When first scraping Wikipedia, one must find something that they want to compare/contrast, record, and analyze. For this tutorial I used the example of scraping Versace’s Wikipedia page for revisions and trends and then comparing that to Gucci’s Wikipedia page.
First you must always import all of the functions that you will need in order to do this. If you do not do this step, you will be unable to scrape the data properly to create your own data frames.
Next, you should make sure that you are looking at the current content of the page itself, where you will first create all the queries and the parameters for each of these queries. These will show you what the requests to the API actually look like. For this step I used the Versace’s Wikipedia page to demonstrate how you would implement this step into your code. As you can see below we must scrape out the hyperlinks to other articles. It is super important that you must have the MediaWiki API documentation open to reference this all. We then use the requests function to get the current HTML markup of this article form the API.
This is wonderful, however this step as only set up the request that we are making to our API. This has not sent any information or received any information, which is where the URL query comes into play. The “URL” is where our desired API receives requests, while our parameter is where the parameters of the queries are define. For this we will be using .json, which will be a dictionary of dictionaries.
I then created a for loop which presented me the first few paragraphs of the Versace Wikipedia article to ensure that I had the right page nd the right content on this page.
Next, we wanted to dive deeper into the revision history of the Versace Wikipedia page, since there just so happens to be a revision history of Wikipedia’s article, containing metadata about the who and when of the previous changes that said articles occurred. To do this we had to make sure the documents for revisions was opened, by creating a parameter for revisions vs. text. This is similar to the previous parameter code block, however you can clearly see (below) that where it once said ‘text,’ it now says ‘revisions.’
Now, I am just making the request using the .json function, which will also overwrite our previous .json function that we wrote for the current content portion of our scrapping. We also have to check our .json_response function and the queries to return a dictionary. This dictionary will both “continue” and “query” keys, meaning that the code will continue if there are more than 500 revisions present in the article’s history and provides the coder with an index that the next query will pick up from. These queries contain the revision history that we care about, and it is buried in a nested data structure of lists and dictionaries, which will get us this revision history list of dictionaries in the end.

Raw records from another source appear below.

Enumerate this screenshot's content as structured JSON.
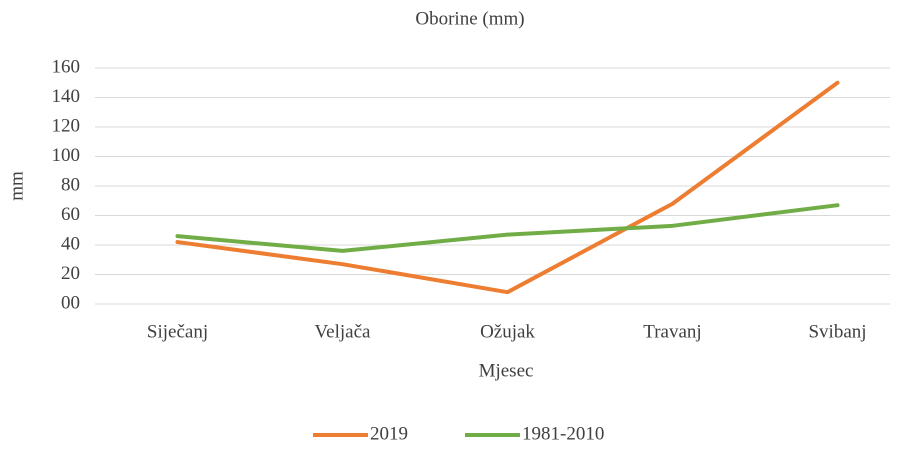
{
  "chart_data": {
    "type": "line",
    "title": "Oborine (mm)",
    "xlabel": "Mjesec",
    "ylabel": "mm",
    "categories": [
      "Siječanj",
      "Veljača",
      "Ožujak",
      "Travanj",
      "Svibanj"
    ],
    "series": [
      {
        "name": "2019",
        "color": "#ed7d31",
        "values": [
          42,
          27,
          8,
          68,
          150
        ]
      },
      {
        "name": "1981-2010",
        "color": "#70ad47",
        "values": [
          46,
          36,
          47,
          53,
          67
        ]
      }
    ],
    "ylim": [
      0,
      160
    ],
    "yticks": [
      {
        "value": 0,
        "label": "00"
      },
      20,
      40,
      60,
      80,
      100,
      120,
      140,
      160
    ],
    "grid": true,
    "legend": "bottom"
  }
}
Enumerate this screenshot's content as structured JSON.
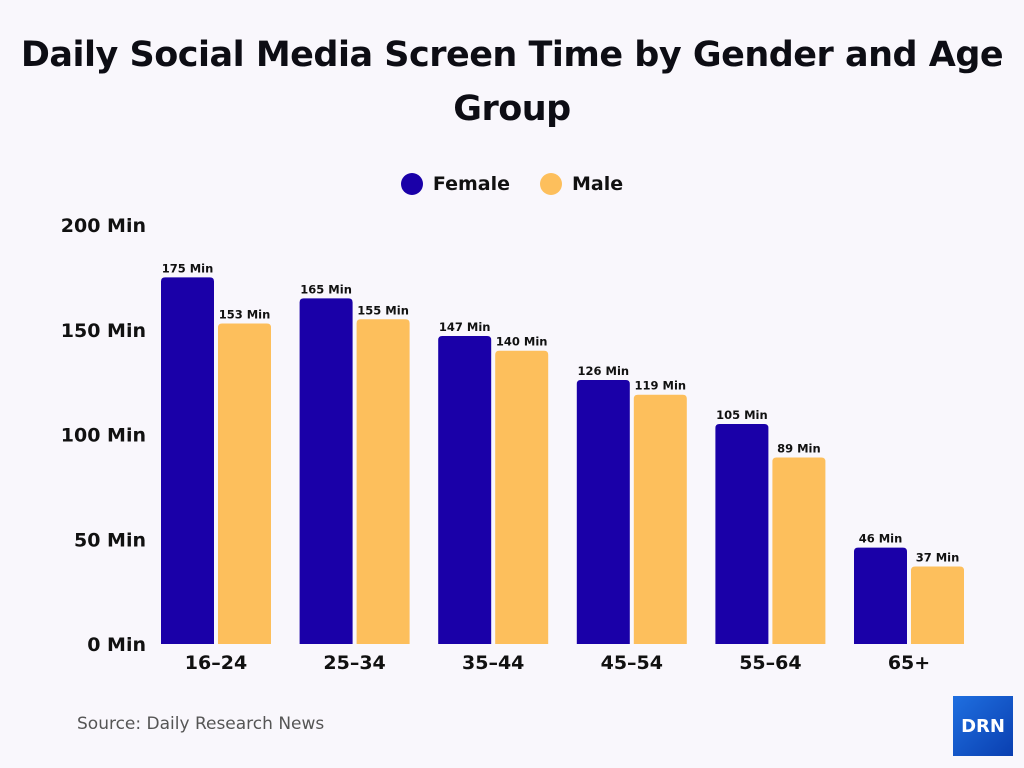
{
  "chart_data": {
    "type": "bar",
    "title": "Daily Social Media Screen Time by Gender and Age Group",
    "categories": [
      "16–24",
      "25–34",
      "35–44",
      "45–54",
      "55–64",
      "65+"
    ],
    "series": [
      {
        "name": "Female",
        "color": "#1a00a8",
        "values": [
          175,
          165,
          147,
          126,
          105,
          46
        ]
      },
      {
        "name": "Male",
        "color": "#fdbf5c",
        "values": [
          153,
          155,
          140,
          119,
          89,
          37
        ]
      }
    ],
    "unit": "Min",
    "yticks": [
      "0 Min",
      "50 Min",
      "100 Min",
      "150 Min",
      "200 Min"
    ],
    "ylim": [
      0,
      200
    ],
    "grid": false,
    "legend": "top-center"
  },
  "source": "Source: Daily Research News",
  "logo": "DRN"
}
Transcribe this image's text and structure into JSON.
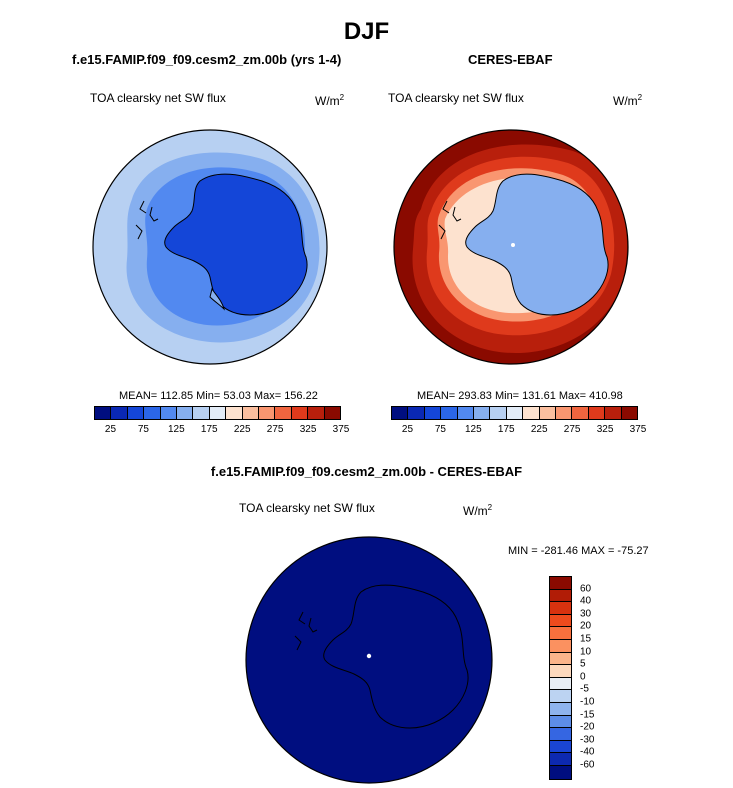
{
  "figure": {
    "title": "DJF"
  },
  "panels": {
    "model": {
      "title": "f.e15.FAMIP.f09_f09.cesm2_zm.00b (yrs 1-4)",
      "variable": "TOA clearsky net SW flux",
      "units_base": "W/m",
      "units_exp": "2",
      "stats": "MEAN= 112.85  Min=  53.03  Max= 156.22"
    },
    "obs": {
      "title": "CERES-EBAF",
      "variable": "TOA clearsky net SW flux",
      "units_base": "W/m",
      "units_exp": "2",
      "stats": "MEAN= 293.83  Min= 131.61  Max= 410.98"
    },
    "diff": {
      "title": "f.e15.FAMIP.f09_f09.cesm2_zm.00b - CERES-EBAF",
      "variable": "TOA clearsky net SW flux",
      "units_base": "W/m",
      "units_exp": "2",
      "stats": "MIN = -281.46 MAX = -75.27"
    }
  },
  "colorbars": {
    "abs": {
      "colors": [
        "#000e80",
        "#0a28b4",
        "#1446d8",
        "#2b66e8",
        "#5289f0",
        "#86afef",
        "#b7d0f2",
        "#e3ecf7",
        "#fde2cf",
        "#fbbf9f",
        "#f99670",
        "#f0653f",
        "#df3a1c",
        "#b81f0c",
        "#8a0a00"
      ],
      "tick_labels": [
        "25",
        "75",
        "125",
        "175",
        "225",
        "275",
        "325",
        "375"
      ]
    },
    "diff": {
      "colors": [
        "#8a0a00",
        "#b11c06",
        "#d8320f",
        "#ee4b1d",
        "#f8703d",
        "#fb9160",
        "#fbb48a",
        "#fcd8bd",
        "#e9eef5",
        "#bcd3f2",
        "#8fb4ee",
        "#5d8de8",
        "#3566e2",
        "#1a45d3",
        "#0d29b0",
        "#000e80"
      ],
      "tick_labels": [
        "60",
        "40",
        "30",
        "20",
        "15",
        "10",
        "5",
        "0",
        "-5",
        "-10",
        "-15",
        "-20",
        "-30",
        "-40",
        "-60"
      ]
    }
  },
  "map_fill_colors": {
    "model_ring_outer": "#b7d0f2",
    "model_ring_mid": "#86afef",
    "model_ring_inner": "#5289f0",
    "model_continent": "#1446d8",
    "obs_outer": "#8a0a00",
    "obs_ring_1": "#b81f0c",
    "obs_ring_2": "#df3a1c",
    "obs_ring_3": "#f99670",
    "obs_ring_4": "#fde2cf",
    "obs_continent": "#86afef",
    "diff_fill": "#000e80"
  }
}
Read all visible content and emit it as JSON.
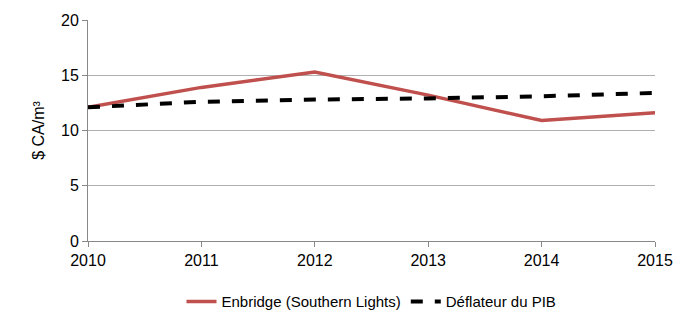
{
  "chart_data": {
    "type": "line",
    "x": [
      2010,
      2011,
      2012,
      2013,
      2014,
      2015
    ],
    "series": [
      {
        "name": "Enbridge (Southern Lights)",
        "color": "#c0504d",
        "line_style": "solid",
        "values": [
          12.1,
          13.9,
          15.3,
          13.2,
          10.9,
          11.6
        ]
      },
      {
        "name": "Déflateur du PIB",
        "color": "#000000",
        "line_style": "dash",
        "values": [
          12.1,
          12.6,
          12.8,
          12.9,
          13.1,
          13.4
        ]
      }
    ],
    "y_label": "$ CA/m³",
    "xlim": [
      2010,
      2015
    ],
    "xticks": [
      2010,
      2011,
      2012,
      2013,
      2014,
      2015
    ],
    "ylim": [
      0,
      20
    ],
    "yticks": [
      0,
      5,
      10,
      15,
      20
    ],
    "grid": true,
    "legend": "bottom"
  }
}
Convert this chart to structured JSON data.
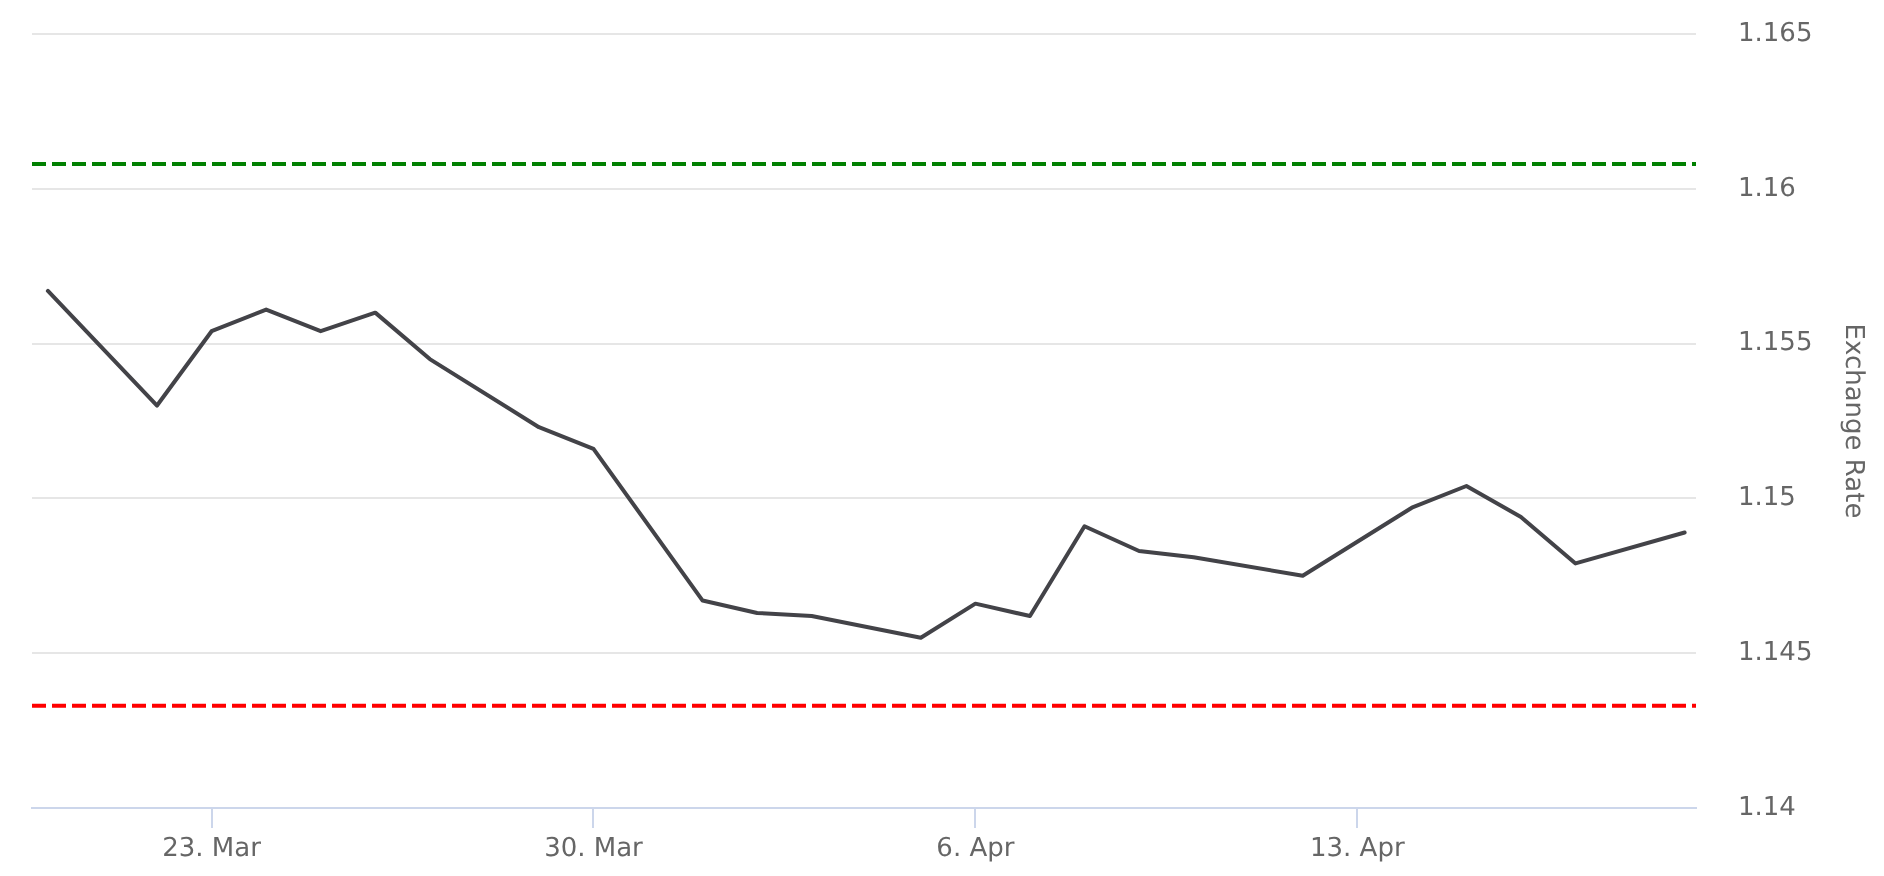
{
  "chart_data": {
    "type": "line",
    "ylabel": "Exchange Rate",
    "x": [
      "--03-20",
      "--03-22",
      "--03-23",
      "--03-24",
      "--03-25",
      "--03-26",
      "--03-27",
      "--03-29",
      "--03-30",
      "--04-01",
      "--04-02",
      "--04-03",
      "--04-05",
      "--04-06",
      "--04-07",
      "--04-08",
      "--04-09",
      "--04-10",
      "--04-12",
      "--04-14",
      "--04-15",
      "--04-16",
      "--04-17",
      "--04-19"
    ],
    "values": [
      1.1567,
      1.153,
      1.1554,
      1.1561,
      1.1554,
      1.156,
      1.1545,
      1.1523,
      1.1516,
      1.1467,
      1.1463,
      1.1462,
      1.1455,
      1.1466,
      1.1462,
      1.1491,
      1.1483,
      1.1481,
      1.1475,
      1.1497,
      1.1504,
      1.1494,
      1.1479,
      1.1489
    ],
    "color": "#434348",
    "xlim": [
      "--03-19T17:00",
      "--04-19T05:00"
    ],
    "xticks": [
      {
        "value": "--03-23",
        "label": "23. Mar"
      },
      {
        "value": "--03-30",
        "label": "30. Mar"
      },
      {
        "value": "--04-06",
        "label": "6. Apr"
      },
      {
        "value": "--04-13",
        "label": "13. Apr"
      }
    ],
    "ylim": [
      1.14,
      1.165
    ],
    "yticks": [
      1.14,
      1.145,
      1.15,
      1.155,
      1.16,
      1.165
    ],
    "ref_lines": [
      {
        "axis": "y",
        "value": 1.1608,
        "color": "#008000",
        "line_style": "dashed"
      },
      {
        "axis": "y",
        "value": 1.1433,
        "color": "#ff0000",
        "line_style": "dashed"
      }
    ],
    "grid": "y",
    "marker": "none",
    "line_style": "solid"
  }
}
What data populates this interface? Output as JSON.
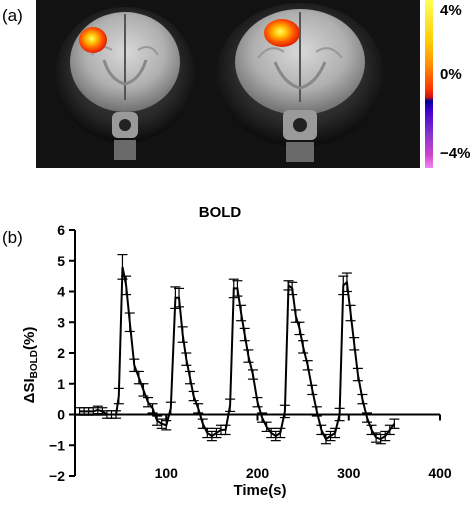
{
  "figure": {
    "panel_a_label": "(a)",
    "panel_b_label": "(b)"
  },
  "colorbar": {
    "max_label": "4%",
    "mid_label": "0%",
    "min_label": "−4%"
  },
  "chart_data": {
    "type": "line",
    "title": "BOLD",
    "xlabel": "Time(s)",
    "ylabel_main": "ΔSI",
    "ylabel_sub": "BOLD",
    "ylabel_suffix": "(%)",
    "xlim": [
      0,
      400
    ],
    "ylim": [
      -2,
      6
    ],
    "xticks": [
      100,
      200,
      300,
      400
    ],
    "yticks": [
      -2,
      -1,
      0,
      1,
      2,
      3,
      4,
      5,
      6
    ],
    "series": [
      {
        "x": [
          5,
          10,
          15,
          20,
          25,
          30,
          35,
          40,
          45,
          48,
          52,
          56,
          60,
          65,
          70,
          75,
          80,
          85,
          90,
          95,
          100,
          105,
          110,
          114,
          118,
          122,
          126,
          130,
          135,
          140,
          145,
          150,
          155,
          160,
          165,
          170,
          174,
          178,
          182,
          186,
          190,
          195,
          200,
          205,
          210,
          215,
          220,
          225,
          230,
          234,
          238,
          242,
          246,
          250,
          255,
          260,
          265,
          270,
          275,
          280,
          285,
          290,
          294,
          298,
          302,
          306,
          310,
          315,
          320,
          325,
          330,
          335,
          340,
          345,
          350
        ],
        "y": [
          0.1,
          0.1,
          0.1,
          0.1,
          0.15,
          0.1,
          0.0,
          0.0,
          0.0,
          0.6,
          4.8,
          4.2,
          3.0,
          1.6,
          1.2,
          0.8,
          0.4,
          0.2,
          -0.2,
          -0.3,
          -0.35,
          0.2,
          3.8,
          3.8,
          2.6,
          1.8,
          1.2,
          0.6,
          0.2,
          -0.3,
          -0.6,
          -0.7,
          -0.6,
          -0.5,
          -0.5,
          0.3,
          4.1,
          4.1,
          3.3,
          2.6,
          1.9,
          1.3,
          0.4,
          -0.1,
          -0.4,
          -0.6,
          -0.7,
          -0.6,
          0.1,
          4.2,
          4.1,
          3.2,
          2.8,
          2.2,
          1.6,
          0.8,
          0.1,
          -0.5,
          -0.8,
          -0.7,
          -0.6,
          0.0,
          4.2,
          4.3,
          3.3,
          2.3,
          1.3,
          0.5,
          -0.1,
          -0.5,
          -0.75,
          -0.8,
          -0.7,
          -0.5,
          -0.3
        ],
        "err": [
          0.12,
          0.12,
          0.12,
          0.12,
          0.12,
          0.12,
          0.12,
          0.12,
          0.12,
          0.25,
          0.4,
          0.3,
          0.3,
          0.2,
          0.2,
          0.2,
          0.15,
          0.15,
          0.15,
          0.15,
          0.15,
          0.2,
          0.35,
          0.3,
          0.25,
          0.2,
          0.2,
          0.15,
          0.15,
          0.15,
          0.15,
          0.15,
          0.15,
          0.15,
          0.15,
          0.2,
          0.3,
          0.25,
          0.25,
          0.2,
          0.2,
          0.15,
          0.15,
          0.15,
          0.15,
          0.15,
          0.15,
          0.15,
          0.2,
          0.15,
          0.2,
          0.2,
          0.2,
          0.2,
          0.15,
          0.15,
          0.15,
          0.15,
          0.15,
          0.15,
          0.15,
          0.2,
          0.3,
          0.3,
          0.25,
          0.2,
          0.2,
          0.15,
          0.15,
          0.15,
          0.15,
          0.15,
          0.15,
          0.15,
          0.15
        ]
      }
    ]
  }
}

After I did that, I then converted all this data into a data frame, which will show me the size of the article vs. the number of revisions made to that article.
After this step, I then graphed this data frame so that I could visually see it better.
Next, I wanted to do the same thing for the Gucci Wikipedia page, which I just followed all of the steps for the current content code, as well as the revision history code in order to create a visualization in the end that was similar to the graph above.
In conclusion we can see that by scraping the data from the Versace Wikipedia page and the data from the Gucci Wikipedia page that we were able to compare the two. What I was able to conclude was that the Gucci page not only had many more revisions but stayed relatively constant with the amount of revisions it was receiving, while the Versace Wikipedia page fluctuated every so often. The Gucci Wikipedia page also had many more fluctuations than the Versace Wikipedia page, which is interesting. This could mean that more people like Gucci rather than Versace. This could also mean that there was less correct information on the Gucci page that needed to be revised than the Versace page. I would not have been able to deduce any of this information if I did not scrape these Wikipedia articles. In the end article scraping is great when you want to create your own data sets and compare, contrast, analyze, and make conclusions based off of the data given to you in the Wikipedia page that you are looking to scrape.